Features on the SP-8 include break beam eyes, high capacity solenoid, electronic double-finger trigger, and military style accessory rails, which can be used to mount sights, tactical lights, bipods, and other accessories.  First party after market upgrades include a 7-point collapsible stock, extended suppressed "stealth" barrel, and multi-mode Blackheart circuit board.  Additional third party upgrades are also available.  The SP-8 is also available in four color combinations: Jungle (Olive/Black), Desert (Tan/Black), Urban (Gray/Black) and Night Ops (Black).

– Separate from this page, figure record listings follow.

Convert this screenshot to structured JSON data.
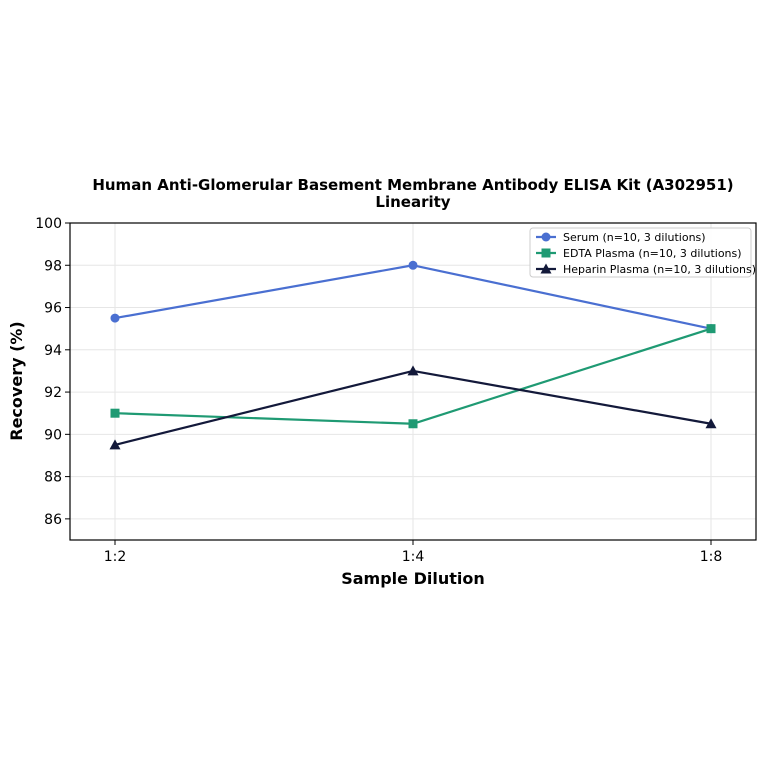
{
  "chart_data": {
    "type": "line",
    "title": "Human Anti-Glomerular Basement Membrane Antibody ELISA Kit (A302951)",
    "subtitle": "Linearity",
    "xlabel": "Sample Dilution",
    "ylabel": "Recovery (%)",
    "categories": [
      "1:2",
      "1:4",
      "1:8"
    ],
    "ylim": [
      85,
      100
    ],
    "yticks": [
      86,
      88,
      90,
      92,
      94,
      96,
      98,
      100
    ],
    "grid": true,
    "legend_position": "top-right",
    "series": [
      {
        "name": "Serum (n=10, 3 dilutions)",
        "values": [
          95.5,
          98.0,
          95.0
        ],
        "color": "#4a6fd1",
        "marker": "circle"
      },
      {
        "name": "EDTA Plasma (n=10, 3 dilutions)",
        "values": [
          91.0,
          90.5,
          95.0
        ],
        "color": "#1f9a73",
        "marker": "square"
      },
      {
        "name": "Heparin Plasma (n=10, 3 dilutions)",
        "values": [
          89.5,
          93.0,
          90.5
        ],
        "color": "#13193a",
        "marker": "triangle"
      }
    ]
  }
}
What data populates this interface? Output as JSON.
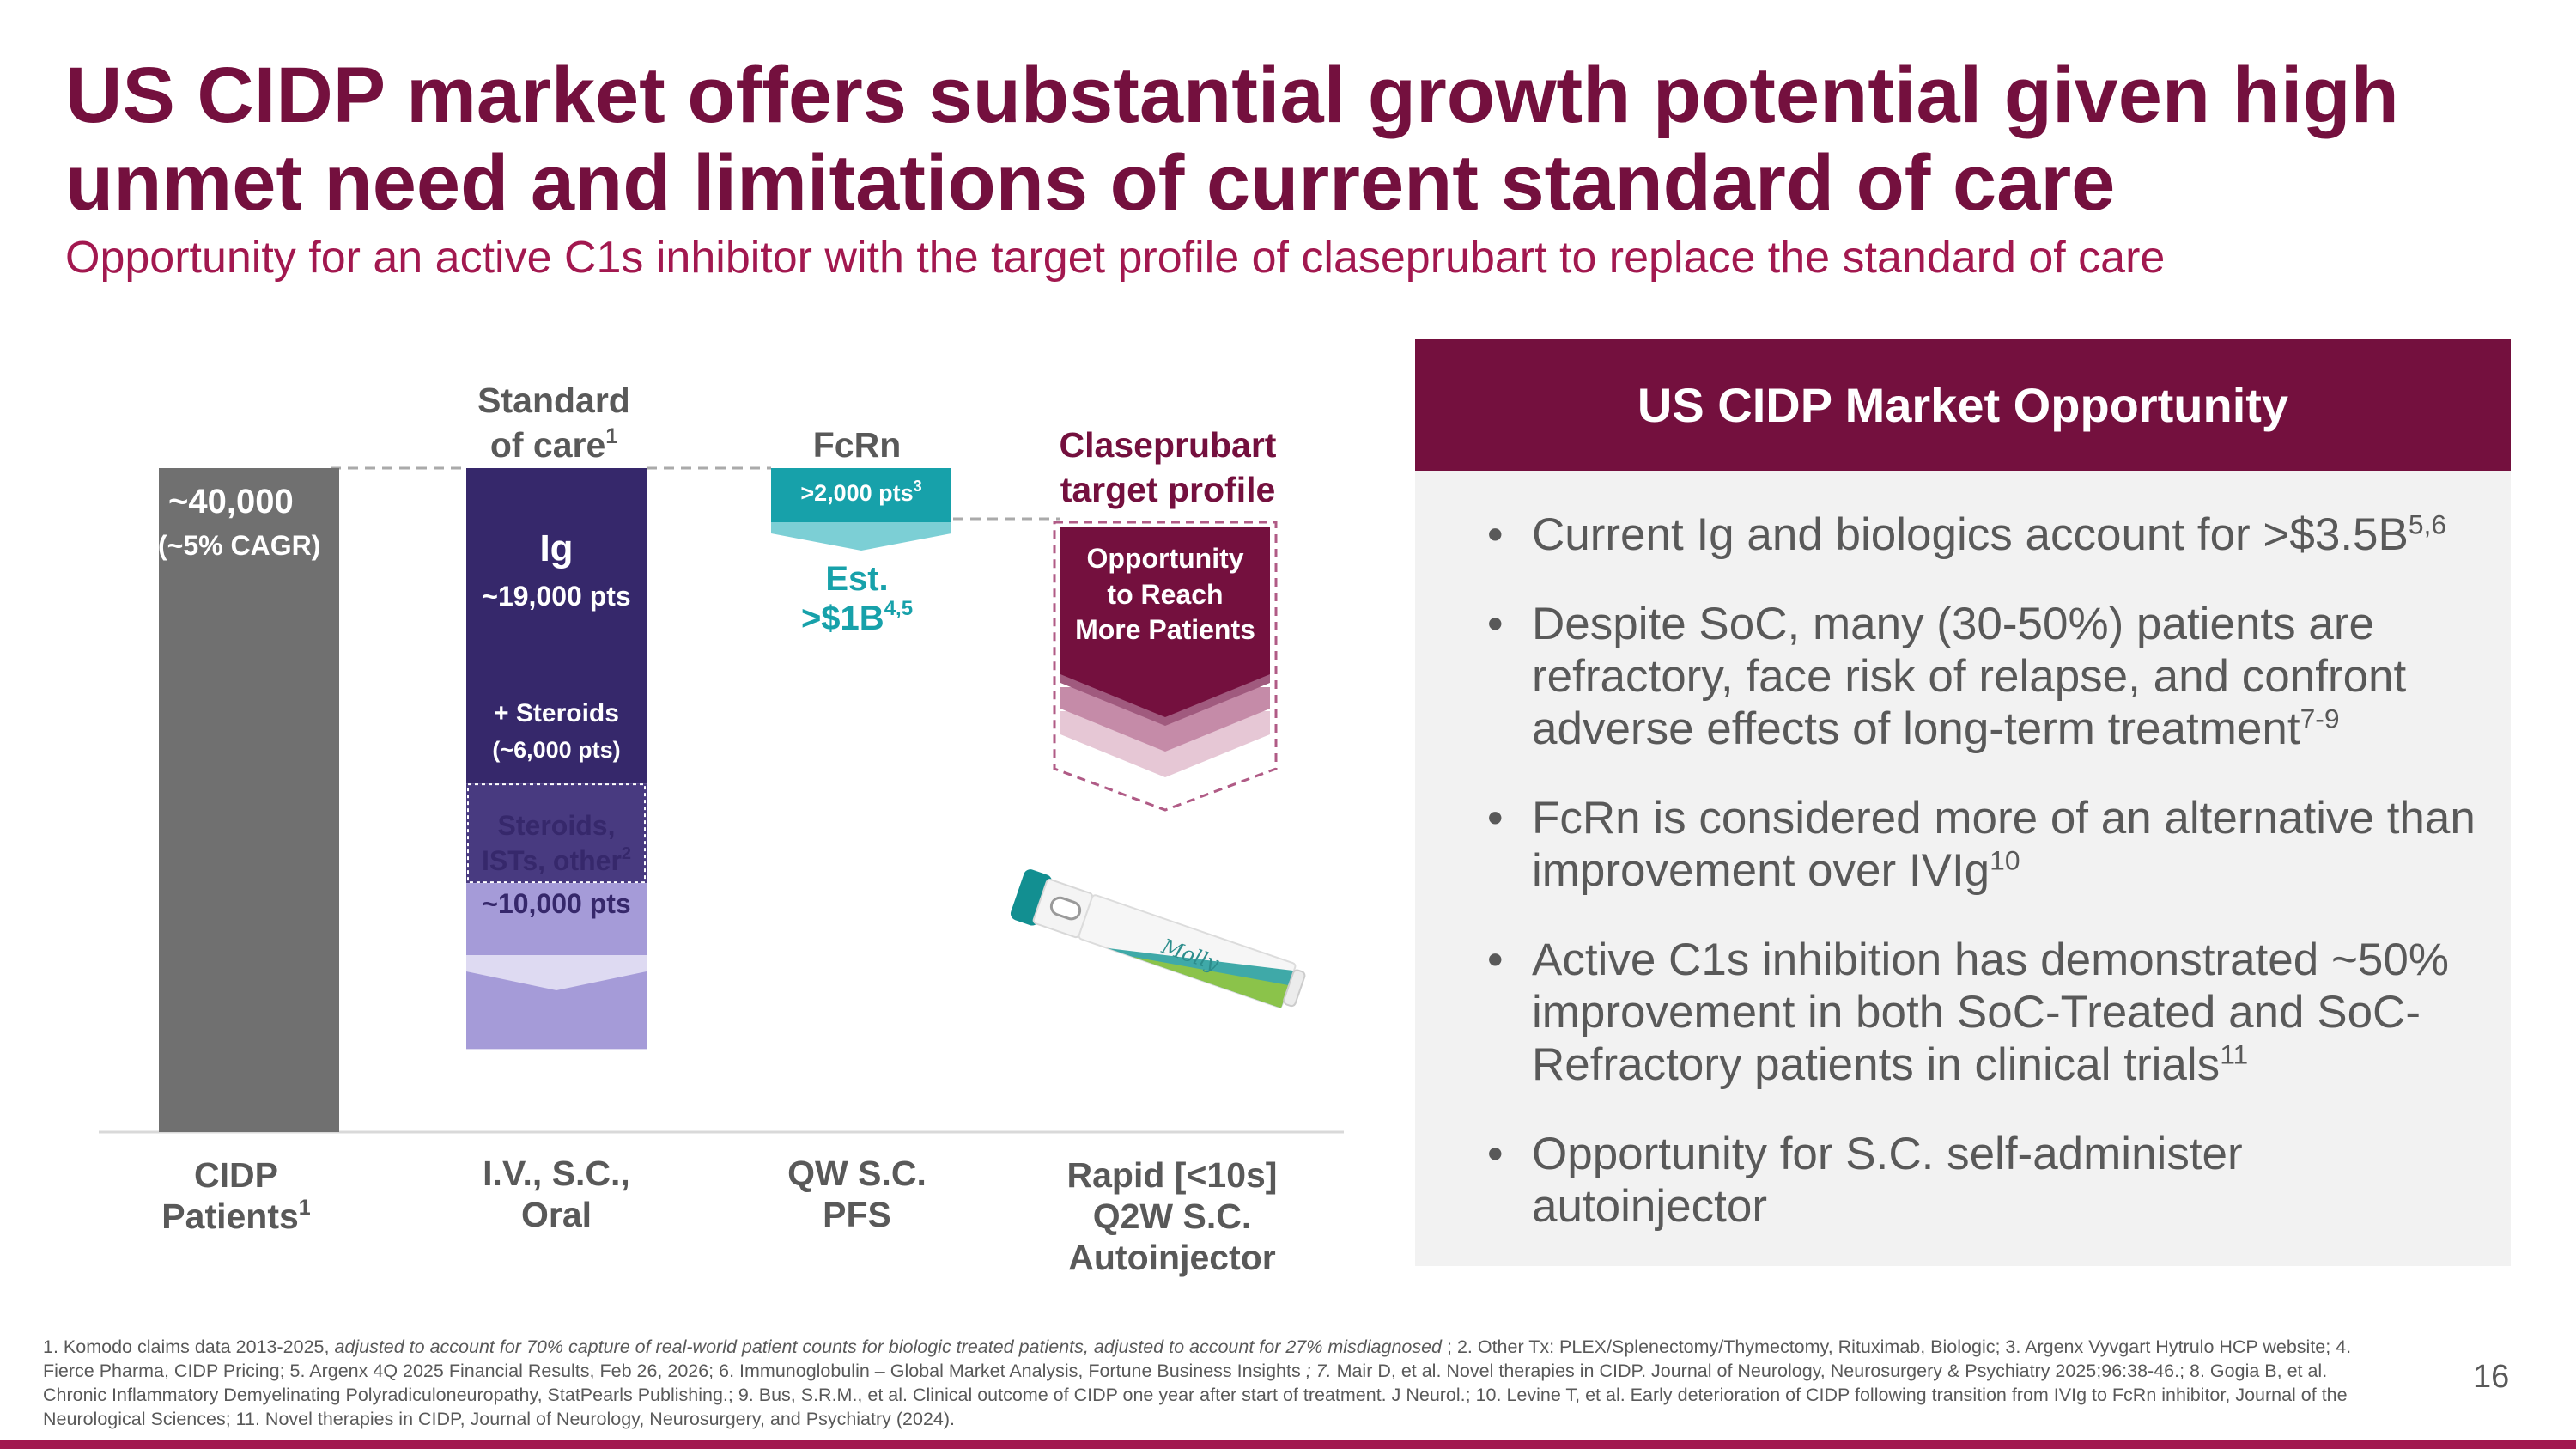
{
  "title": "US CIDP market offers substantial growth potential given high unmet need and limitations of current standard of care",
  "subtitle": "Opportunity for an active C1s inhibitor with the target profile of claseprubart to replace the standard of care",
  "colors": {
    "title": "#74103e",
    "subtitle": "#a2184f",
    "gray_bar": "#707070",
    "ig": "#36286b",
    "steroids": "#483a80",
    "other": "#a59bd8",
    "fcrn": "#17a1aa",
    "claseprubart": "#74103e"
  },
  "chart_data": {
    "type": "bar",
    "unit": "patients",
    "series": [
      {
        "name": "CIDP Patients",
        "values": [
          {
            "label": "~40,000",
            "value": 40000,
            "note": "(~5% CAGR)"
          }
        ]
      },
      {
        "name": "Standard of care",
        "values": [
          {
            "label": "Ig",
            "value": 19000,
            "text": "~19,000 pts"
          },
          {
            "label": "+ Steroids",
            "value": 6000,
            "text": "(~6,000 pts)"
          },
          {
            "label": "Steroids, ISTs, other",
            "value": 10000,
            "text": "~10,000 pts"
          }
        ]
      },
      {
        "name": "FcRn",
        "values": [
          {
            "label": ">2,000 pts",
            "value": 2000
          }
        ]
      }
    ],
    "ylim": [
      0,
      40000
    ],
    "columns": [
      {
        "header": "",
        "header_sup": "",
        "category": "CIDP Patients",
        "category_sup": "1"
      },
      {
        "header": "Standard of care",
        "header_sup": "1",
        "category": "I.V., S.C., Oral",
        "category_sup": ""
      },
      {
        "header": "FcRn",
        "header_sup": "",
        "category": "QW S.C. PFS",
        "category_sup": ""
      },
      {
        "header": "Claseprubart target profile",
        "header_sup": "",
        "category": "Rapid [<10s] Q2W S.C. Autoinjector",
        "category_sup": ""
      }
    ],
    "labels": {
      "total": "~40,000",
      "cagr": "(~5% CAGR)",
      "ig": "Ig",
      "ig_pts": "~19,000 pts",
      "steroids": "+ Steroids",
      "steroids_pts": "(~6,000 pts)",
      "other_line1": "Steroids,",
      "other_line2": "ISTs, other",
      "other_sup": "2",
      "other_pts": "~10,000 pts",
      "fcrn_pts": ">2,000 pts",
      "fcrn_pts_sup": "3",
      "est": "Est.",
      "est_value": ">$1B",
      "est_sup": "4,5",
      "opp_line1": "Opportunity",
      "opp_line2": "to Reach",
      "opp_line3": "More Patients",
      "autoinjector_brand": "Molly"
    }
  },
  "panel": {
    "header": "US CIDP Market Opportunity",
    "bullet_symbol": "•",
    "bullets": [
      {
        "lines": [
          "Current Ig and biologics account for >$3.5B"
        ],
        "sup": "5,6"
      },
      {
        "lines": [
          "Despite SoC, many (30-50%) patients are",
          "refractory, face risk of relapse, and confront",
          "adverse effects of long-term treatment"
        ],
        "sup": "7-9"
      },
      {
        "lines": [
          "FcRn is considered more of an alternative than",
          "improvement over IVIg"
        ],
        "sup": "10"
      },
      {
        "lines": [
          "Active C1s inhibition has demonstrated ~50%",
          "improvement in both SoC-Treated and SoC-",
          "Refractory patients in clinical trials"
        ],
        "sup": "11"
      },
      {
        "lines": [
          "Opportunity for S.C. self-administer",
          "autoinjector"
        ],
        "sup": ""
      }
    ]
  },
  "footnote": {
    "part1": "1. Komodo claims data 2013-2025, ",
    "part2_italic": "adjusted to account for 70% capture of real-world patient counts for biologic treated patients, adjusted to account for 27% misdiagnosed",
    "part3": " ; 2. Other Tx: PLEX/Splenectomy/Thymectomy, Rituximab, Biologic; 3. Argenx Vyvgart Hytrulo HCP website; 4. Fierce Pharma, CIDP Pricing; 5. Argenx 4Q 2025 Financial Results, Feb 26, 2026; 6. Immunoglobulin – Global Market Analysis, Fortune Business Insights ",
    "part4_italic": "; 7.",
    "part5": " Mair D, et al. Novel therapies in CIDP. Journal of Neurology, Neurosurgery & Psychiatry 2025;96:38-46.; 8. Gogia B, et al. Chronic Inflammatory Demyelinating Polyradiculoneuropathy, StatPearls Publishing.; 9. Bus, S.R.M., et al. Clinical outcome of CIDP one year after start of treatment. J Neurol.; 10. Levine T, et al. Early deterioration of CIDP following transition from IVIg to FcRn inhibitor, Journal of the Neurological Sciences; 11. Novel therapies in CIDP, Journal of Neurology, Neurosurgery, and Psychiatry (2024)."
  },
  "page_number": "16"
}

Preproduction SP-8 units shipped in an unmarked carton with a standard Ion manual. Production first-generation SP-8s had their own manual; they shipped with standard Ion grips and a split-tip barrel that (from the front) formed the Smart Parts logo but which was prone to bending if jammed into the ground. Subsequent SP-8s used wraparound grips unique to the SP8 and had a more traditional muzzle-break barrel.

SP-8 internals are identical to those of an Ion, with a few minor differences. First, the SP-8's regulator is canted 15 degrees forward; the Ion's is vertical. The SP-8's pressure gauge is mounted on the right, unlike the Ion (and almost all other markers) which has the gauge on the left. The SP-8 ships with a straight "blade" trigger, while the Ion has a curved "wave" trigger. Finally, the SP-8's breech section is drilled for a right-hand feed tube (so that top-mounted accessories such as scopes will not be blocked by the feed tube or hopper), while the Ion is set up for traditional vertical feed. The SP-8 is thus forced to use a plastic 45-degree elbow adapter to mount a hopper, which (because it is prone to frequent breakage) is a criticized feature. The Ion, by contrast, has a threaded vertical feed port that accepts all standard Impulse-threaded feednecks. Aftermarket adapters have been released that allow the SP-8 to use the same Impulse-threaded feednecks as the Ion while eliminating the plastic elbow.

Due to the market success of the SP-8, Smart Parts released a second milsim marker, the SP-1, in late 2007.  The SP-1 is a more basic electronic marker, with a more traditional body, a tension-based anti chop system instead of break beam eyes, and a lighter price tag to appeal to more players.